Vontron Technology Co.Ltd(000920) (hereinafter referred to as “the company”) held the 33rd meeting of the sixth board of directors on February 8, 2022 and considered and adopted the proposal on Amending the articles of association. The specific amendments are as follows:
Before and after revision
Article 12 the company shall, in accordance with Article 12 of the chapter of the Communist Party of China and the regulations of the articles of association of the Communist Party of China The rules and regulations such as the working rules of the grass-roots organizations of state-owned enterprises of the Communist Party of China, the establishment of Party organizations and working mechanisms in the company (for Trial Implementation), and the opinions on the improvement of the corporate governance structure, the allocation of party affairs staff, the establishment of Party Organizations and the strengthening of the party’s leadership in human management of central enterprises are incorporated into the company’s management organization and staffing, The party organization work department establishes the party organization, establishes the party work organization, and allocates the party funds into the company’s budget and disburses them from the company’s management fees. For public servants, the party organization structure and staffing are included in the division. The Party committee plays the role of leadership core and political core, and brings the management structure and staffing of the company and the funds for the work of Party organizations into the public direction, managing the overall situation and ensuring the implementation. The employees of the company shall organize the budget of the company according to law and disburse it from the management fee of the company. The Party committee of the company shall give full play to the meeting, carry out trade union activities and safeguard the legitimate rights and interests of employees. As the core of public leadership and the core of politics, we should set the direction, manage the overall situation and the Department, and provide necessary provisions for the activities of Party organizations and trade unions to promote their implementation. The employees of the company shall organize the labor union according to law and carry out labor union live parts. To safeguard the legitimate rights and interests of employees. The company shall provide necessary conditions for party organization activities and trade union activities.
Article 41 the general meeting of shareholders is the power organ of the company.
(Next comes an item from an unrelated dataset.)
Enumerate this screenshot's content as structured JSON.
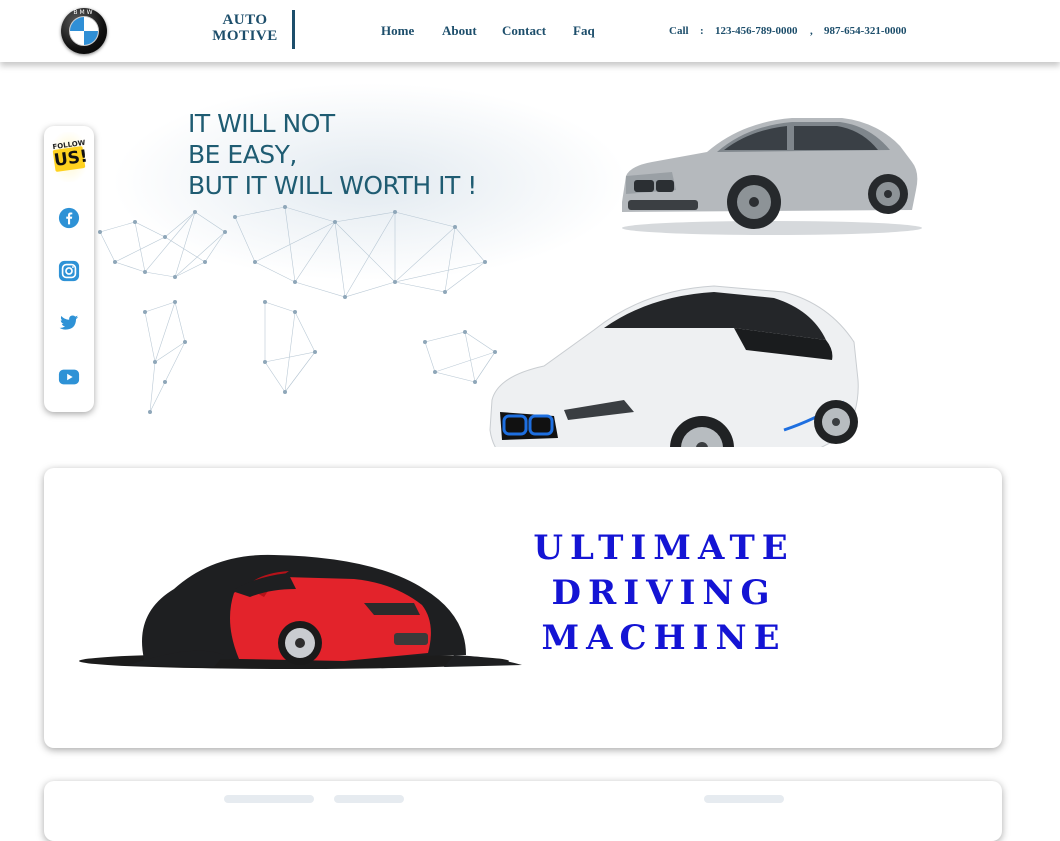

Article 41 the general meeting of shareholders is the power organ of the company and exercises the following functions and powers according to law:
(1) Determine the company’s business policy and investment plan; (1) Determine the company’s business policy and investment plan;
(2) Election and replacement of directors not held by employee representatives (2) election and replacement of directors not held by employee representatives
To decide on the remuneration of directors and supervisors; To decide on the remuneration of directors and supervisors; (3) Review and approve the report of the board of directors; (3) The report approved by the board of directors;
(4) Review and approve the report of the board of supervisors; (4) Review and approve the report of the board of supervisors;
(5) Review and approve the company’s annual financial budget plan; (5) review and approve the company’s annual financial budget plan and final settlement plan; Final settlement plan;
(6) Review and approve the company’s profit distribution plan and loss recovery plan (6) review and approve the company’s profit distribution plan and loss recovery plan; Loss plan;
(7) Make resolutions on the increase or decrease of the company’s registered capital (7) make resolutions on the increase or decrease of the company’s registered capital; Discussion;
(8) Make resolutions on the issuance of corporate bonds; (8) Make resolutions on the issuance of corporate bonds;
(9) Make resolutions on the merger, division, dissolution and liquidation of the company or (9) make resolutions on the merger, division, dissolution, liquidation or change of company form of the company; Make a resolution on changing the form of the company;
(10) Amend the articles of Association; (10) Amend the articles of Association;
(11) (11) make resolutions on the employment or dismissal of accounting firms by the company; Make resolutions;
(12) Deliberating and approving the Guarantees specified in Article 42 (12) deliberating and approving the Guarantees specified in Article 42; Item;
(13) Review the purchase and sale of major assets by the company within one year (XIII) review the purchase and sale of major assets by the company within one year that exceed 30% of the company’s latest audited total assets and assets that exceed 30% of the company’s latest audited total assets; Item;
(14) Review and approve the change of the purpose of the raised funds; (14) Review and approve the change of the purpose of the raised funds; (15) Review the equity incentive plan; (15) Review the equity incentive plan and employee stock ownership plan (XVI) adjust the company’s profit distribution policy; Draw;
(17) Review laws, administrative regulations, departmental rules or (XVI) review other matters that shall be decided by the general meeting of shareholders according to laws, administrative regulations, departmental rules or the articles of association. Other matters that shall be decided by the general meeting of shareholders in accordance with the articles of association.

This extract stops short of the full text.